Standards are just that, a standard. Achievin a standard is not going to prevent you from using the education system already in place. Measuring whether students can read, write and count, and comparing against other students of a similar age is surely nothing to get frightened about Ed? Or are you concerned you’ll be found to be a dud teacher since it might just happen, that each time you take a year, that year fails to achieve, but does so the following year and did so the preceding year? At the my school (I’m on the BOT), we have several special needs kids with whom our teachers do their absolute best, however, they are never going to make standard. That’s life. There are always excuses to be made Ed. And you are full of them. Oh, theyre transient, oh, they arent fed enough, housing is unaffordable (bollocks), parents are unemployed (for how long? all their school life? if so, only because they want to be). Just teach Ed. Get on with it. Stop whining.

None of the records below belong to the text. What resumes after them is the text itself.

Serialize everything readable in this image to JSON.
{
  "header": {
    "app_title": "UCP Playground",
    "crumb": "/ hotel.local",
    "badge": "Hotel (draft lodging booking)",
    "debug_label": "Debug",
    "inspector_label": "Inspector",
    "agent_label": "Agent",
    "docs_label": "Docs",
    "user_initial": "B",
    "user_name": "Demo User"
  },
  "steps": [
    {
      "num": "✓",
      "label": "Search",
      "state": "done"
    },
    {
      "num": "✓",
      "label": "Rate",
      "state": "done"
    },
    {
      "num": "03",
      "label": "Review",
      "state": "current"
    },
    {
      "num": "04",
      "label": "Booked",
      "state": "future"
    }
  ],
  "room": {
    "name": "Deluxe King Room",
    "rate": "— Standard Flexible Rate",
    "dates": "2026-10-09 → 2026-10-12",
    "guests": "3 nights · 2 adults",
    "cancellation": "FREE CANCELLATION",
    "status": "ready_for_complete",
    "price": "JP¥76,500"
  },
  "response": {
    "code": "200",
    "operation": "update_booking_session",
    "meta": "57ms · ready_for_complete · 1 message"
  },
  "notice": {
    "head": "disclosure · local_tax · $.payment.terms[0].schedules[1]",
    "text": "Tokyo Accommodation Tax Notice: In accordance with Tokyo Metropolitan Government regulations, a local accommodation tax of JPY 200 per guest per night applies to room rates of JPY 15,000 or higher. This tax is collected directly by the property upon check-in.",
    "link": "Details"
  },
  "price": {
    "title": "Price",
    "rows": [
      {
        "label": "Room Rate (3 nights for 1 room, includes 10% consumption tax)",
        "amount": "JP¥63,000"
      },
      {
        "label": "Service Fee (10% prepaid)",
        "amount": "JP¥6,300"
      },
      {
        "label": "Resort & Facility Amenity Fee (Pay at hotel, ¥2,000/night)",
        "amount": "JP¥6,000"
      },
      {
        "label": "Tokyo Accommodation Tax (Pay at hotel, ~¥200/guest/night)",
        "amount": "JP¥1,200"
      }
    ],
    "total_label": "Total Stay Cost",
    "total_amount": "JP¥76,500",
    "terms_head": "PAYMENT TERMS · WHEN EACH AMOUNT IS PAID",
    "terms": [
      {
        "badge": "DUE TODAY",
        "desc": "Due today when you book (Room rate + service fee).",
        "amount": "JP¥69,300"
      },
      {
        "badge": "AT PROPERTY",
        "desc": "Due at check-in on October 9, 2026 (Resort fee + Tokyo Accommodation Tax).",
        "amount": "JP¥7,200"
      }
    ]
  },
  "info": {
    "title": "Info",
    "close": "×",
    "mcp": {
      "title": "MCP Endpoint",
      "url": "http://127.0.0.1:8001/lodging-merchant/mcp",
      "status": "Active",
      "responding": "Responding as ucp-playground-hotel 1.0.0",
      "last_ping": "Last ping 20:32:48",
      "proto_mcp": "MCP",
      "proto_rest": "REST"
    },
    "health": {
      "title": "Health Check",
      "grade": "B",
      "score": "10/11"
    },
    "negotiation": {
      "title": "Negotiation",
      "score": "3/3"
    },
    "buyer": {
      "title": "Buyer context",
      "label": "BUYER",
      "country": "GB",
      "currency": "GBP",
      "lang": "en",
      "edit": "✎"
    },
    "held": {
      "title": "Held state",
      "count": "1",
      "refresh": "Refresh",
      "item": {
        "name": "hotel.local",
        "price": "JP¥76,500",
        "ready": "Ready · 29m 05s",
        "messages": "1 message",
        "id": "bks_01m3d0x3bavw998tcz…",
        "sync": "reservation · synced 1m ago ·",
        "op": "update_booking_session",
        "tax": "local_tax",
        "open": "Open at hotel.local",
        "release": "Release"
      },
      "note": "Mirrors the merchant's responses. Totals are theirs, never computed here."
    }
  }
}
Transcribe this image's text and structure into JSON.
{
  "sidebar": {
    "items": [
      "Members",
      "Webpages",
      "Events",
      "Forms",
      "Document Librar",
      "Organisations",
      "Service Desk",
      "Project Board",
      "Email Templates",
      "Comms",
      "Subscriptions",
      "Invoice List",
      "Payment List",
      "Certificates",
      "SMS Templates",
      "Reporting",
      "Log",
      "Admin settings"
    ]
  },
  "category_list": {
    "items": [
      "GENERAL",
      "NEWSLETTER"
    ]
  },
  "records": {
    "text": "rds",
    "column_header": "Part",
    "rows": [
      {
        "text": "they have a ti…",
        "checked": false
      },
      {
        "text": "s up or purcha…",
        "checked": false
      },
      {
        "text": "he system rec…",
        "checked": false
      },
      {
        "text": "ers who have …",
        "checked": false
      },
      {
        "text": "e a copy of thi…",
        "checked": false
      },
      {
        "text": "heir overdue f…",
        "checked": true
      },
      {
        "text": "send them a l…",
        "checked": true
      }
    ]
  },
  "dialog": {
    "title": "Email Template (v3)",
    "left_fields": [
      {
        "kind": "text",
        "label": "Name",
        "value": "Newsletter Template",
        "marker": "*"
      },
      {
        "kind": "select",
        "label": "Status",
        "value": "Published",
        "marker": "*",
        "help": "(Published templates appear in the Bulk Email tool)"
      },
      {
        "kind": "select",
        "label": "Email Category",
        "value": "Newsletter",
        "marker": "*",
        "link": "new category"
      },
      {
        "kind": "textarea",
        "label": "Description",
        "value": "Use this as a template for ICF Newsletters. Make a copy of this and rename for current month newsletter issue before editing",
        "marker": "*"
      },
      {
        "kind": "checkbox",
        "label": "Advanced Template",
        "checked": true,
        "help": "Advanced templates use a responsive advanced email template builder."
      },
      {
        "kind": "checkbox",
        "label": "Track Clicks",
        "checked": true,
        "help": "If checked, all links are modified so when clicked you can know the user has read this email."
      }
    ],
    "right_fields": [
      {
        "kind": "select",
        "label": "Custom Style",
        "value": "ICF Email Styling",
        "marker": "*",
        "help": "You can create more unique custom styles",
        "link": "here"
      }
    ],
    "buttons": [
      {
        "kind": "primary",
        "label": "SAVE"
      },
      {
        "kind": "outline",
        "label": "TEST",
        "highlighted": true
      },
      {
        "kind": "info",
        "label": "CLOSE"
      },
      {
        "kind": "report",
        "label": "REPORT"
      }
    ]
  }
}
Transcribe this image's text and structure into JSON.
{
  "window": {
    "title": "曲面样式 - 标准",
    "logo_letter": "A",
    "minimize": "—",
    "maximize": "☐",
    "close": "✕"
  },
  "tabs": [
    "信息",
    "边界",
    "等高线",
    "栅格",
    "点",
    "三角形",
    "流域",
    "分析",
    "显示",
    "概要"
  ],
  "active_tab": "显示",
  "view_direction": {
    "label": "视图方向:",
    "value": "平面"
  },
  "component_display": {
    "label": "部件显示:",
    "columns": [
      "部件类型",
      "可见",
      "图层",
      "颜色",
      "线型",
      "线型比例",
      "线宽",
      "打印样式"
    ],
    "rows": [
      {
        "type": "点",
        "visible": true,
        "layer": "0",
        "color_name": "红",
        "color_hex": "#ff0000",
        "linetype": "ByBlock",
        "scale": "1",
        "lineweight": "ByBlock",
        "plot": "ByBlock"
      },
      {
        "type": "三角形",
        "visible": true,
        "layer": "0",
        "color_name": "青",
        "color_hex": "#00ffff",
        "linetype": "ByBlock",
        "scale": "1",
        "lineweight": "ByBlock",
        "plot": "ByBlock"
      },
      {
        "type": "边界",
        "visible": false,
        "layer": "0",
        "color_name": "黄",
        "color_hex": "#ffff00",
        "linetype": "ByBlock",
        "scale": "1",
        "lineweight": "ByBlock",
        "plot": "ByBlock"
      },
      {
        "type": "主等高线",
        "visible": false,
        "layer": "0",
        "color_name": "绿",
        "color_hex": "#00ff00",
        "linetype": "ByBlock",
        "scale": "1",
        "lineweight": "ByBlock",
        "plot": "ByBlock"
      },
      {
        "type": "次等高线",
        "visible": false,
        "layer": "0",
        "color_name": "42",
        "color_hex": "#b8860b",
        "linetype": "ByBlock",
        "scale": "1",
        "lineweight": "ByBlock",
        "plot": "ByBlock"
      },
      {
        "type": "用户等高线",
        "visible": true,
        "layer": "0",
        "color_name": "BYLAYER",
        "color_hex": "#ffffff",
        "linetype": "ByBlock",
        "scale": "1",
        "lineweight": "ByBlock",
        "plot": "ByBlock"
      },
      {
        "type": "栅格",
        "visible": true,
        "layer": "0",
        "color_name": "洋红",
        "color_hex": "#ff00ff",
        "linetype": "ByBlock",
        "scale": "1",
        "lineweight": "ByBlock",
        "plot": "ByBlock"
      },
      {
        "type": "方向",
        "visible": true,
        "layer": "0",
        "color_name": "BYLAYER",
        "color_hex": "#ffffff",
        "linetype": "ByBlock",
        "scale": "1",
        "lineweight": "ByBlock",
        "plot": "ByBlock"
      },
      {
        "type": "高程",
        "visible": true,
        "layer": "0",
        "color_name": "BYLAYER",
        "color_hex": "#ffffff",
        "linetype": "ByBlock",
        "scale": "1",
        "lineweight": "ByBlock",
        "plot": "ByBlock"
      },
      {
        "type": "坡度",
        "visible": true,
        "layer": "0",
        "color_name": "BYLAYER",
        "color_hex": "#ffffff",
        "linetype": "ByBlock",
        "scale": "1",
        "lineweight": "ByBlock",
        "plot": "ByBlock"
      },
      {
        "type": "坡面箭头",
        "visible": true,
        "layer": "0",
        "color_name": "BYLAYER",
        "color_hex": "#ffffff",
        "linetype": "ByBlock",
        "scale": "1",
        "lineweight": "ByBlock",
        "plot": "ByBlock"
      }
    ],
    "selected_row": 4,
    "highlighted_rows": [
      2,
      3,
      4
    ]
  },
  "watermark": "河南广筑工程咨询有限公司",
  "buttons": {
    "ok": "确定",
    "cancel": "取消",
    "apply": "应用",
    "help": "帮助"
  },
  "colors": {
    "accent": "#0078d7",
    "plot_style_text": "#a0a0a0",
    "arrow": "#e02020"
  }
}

And 4th. 4th is good for people like you Ed. 4th is dumbing down. 4th is 4th loser.
Try winning. Or try another job.
[lprent: …site for left wing propaganda with no dissenting views…
Obviously not. I can see pages of your comments without only one behavioral correction by the mods..
If you want to be a stupid fuckwit and to attract my attention by crapping on your hosts with allegations that are patently untrue, then I really can’t see any reason that the operators of the site should have to read it. We spend a lot of effort making this an area that people can argue and we tolerate massive amounts of dissension amongst the commentators. What we are intolerant about is moronic wankers like yourself denigrating our work.
Read the bloody policy and learn to respect our efforts. If you don’t then there is a rapid escalation to not being able to comment here.